Well you got the distant right. Somewhere many miles along the tenuous wires there was a plot, but the messages were so heavily encoded, I didn't have much of a clue what was going on the other end.
While I've been enjoying Bailey, by the end of 'A Distant Likeness' I understood why this one is more of a rarity. The prose gets sliced and diced like the murder victims it describes, between longer passages of struttingly profane dialogue that just briefly break beyond babble into some sort of sense. Bailey writes with verve that you sense he relishes, so there is some infectious enjoyment to be had. It was certainly more mysterious than the clichéd genre detective story it deconstructs. This is Agatha Christie as a forensic crime scene of scattered clues, thrown like so much chopped entrails all across the walls and floor. The idea was ambitious and knowingly experimental but for such a tiny novella, it's a bad sign that I found myself counting down the pages to the end.
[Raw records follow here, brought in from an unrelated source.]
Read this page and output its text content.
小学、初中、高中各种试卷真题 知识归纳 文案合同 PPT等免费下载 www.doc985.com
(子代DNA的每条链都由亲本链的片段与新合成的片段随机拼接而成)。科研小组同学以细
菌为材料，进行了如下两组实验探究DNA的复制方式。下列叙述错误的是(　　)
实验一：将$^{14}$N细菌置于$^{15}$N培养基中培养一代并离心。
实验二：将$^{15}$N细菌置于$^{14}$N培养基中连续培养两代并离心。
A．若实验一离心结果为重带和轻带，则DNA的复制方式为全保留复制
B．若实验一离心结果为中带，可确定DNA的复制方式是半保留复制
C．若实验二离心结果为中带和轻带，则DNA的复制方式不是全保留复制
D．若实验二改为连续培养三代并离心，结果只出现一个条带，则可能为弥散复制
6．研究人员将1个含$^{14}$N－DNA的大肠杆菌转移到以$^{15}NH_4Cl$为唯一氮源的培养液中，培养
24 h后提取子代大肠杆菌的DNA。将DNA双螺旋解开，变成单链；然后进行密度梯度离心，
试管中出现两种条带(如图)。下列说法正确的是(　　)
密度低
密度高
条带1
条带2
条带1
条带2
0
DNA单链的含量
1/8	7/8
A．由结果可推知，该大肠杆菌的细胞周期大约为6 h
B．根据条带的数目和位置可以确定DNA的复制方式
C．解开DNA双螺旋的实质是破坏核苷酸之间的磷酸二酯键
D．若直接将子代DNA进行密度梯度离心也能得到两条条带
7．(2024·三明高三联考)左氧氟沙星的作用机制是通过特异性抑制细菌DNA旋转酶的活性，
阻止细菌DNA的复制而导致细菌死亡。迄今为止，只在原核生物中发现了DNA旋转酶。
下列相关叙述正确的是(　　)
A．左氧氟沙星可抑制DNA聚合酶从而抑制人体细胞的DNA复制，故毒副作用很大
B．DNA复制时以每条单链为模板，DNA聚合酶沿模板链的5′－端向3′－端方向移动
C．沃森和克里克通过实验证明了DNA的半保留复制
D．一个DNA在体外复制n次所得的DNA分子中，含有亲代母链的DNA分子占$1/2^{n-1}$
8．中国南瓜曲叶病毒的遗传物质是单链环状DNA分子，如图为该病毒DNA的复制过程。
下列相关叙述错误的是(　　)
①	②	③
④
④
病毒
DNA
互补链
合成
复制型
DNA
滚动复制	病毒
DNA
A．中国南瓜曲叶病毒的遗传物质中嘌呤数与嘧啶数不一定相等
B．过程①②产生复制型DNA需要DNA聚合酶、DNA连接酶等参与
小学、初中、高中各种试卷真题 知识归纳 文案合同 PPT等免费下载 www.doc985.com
Mine was a slightly more expensive than average ex libris copy, which came with two pleasant surprises. The first was it's stamp for Wolverhampton Library. The book itself represents an artefact of Slade-era 1973, and the city just down the tracks from where I live. The second surprise was the cover, which both accurately represents the turmoil of words within, while elevating the effect with a monochromatic mania of faces.
Overall, this felt like Bailey's fever-dream, made me wonder how much Bailey had been experimenting with contemporary psychedelics when he sat down to write. Nestled as the third of his first four novels, this was my least favourite. Wires crossed, this was LSD - Literary Semaphore Delirium.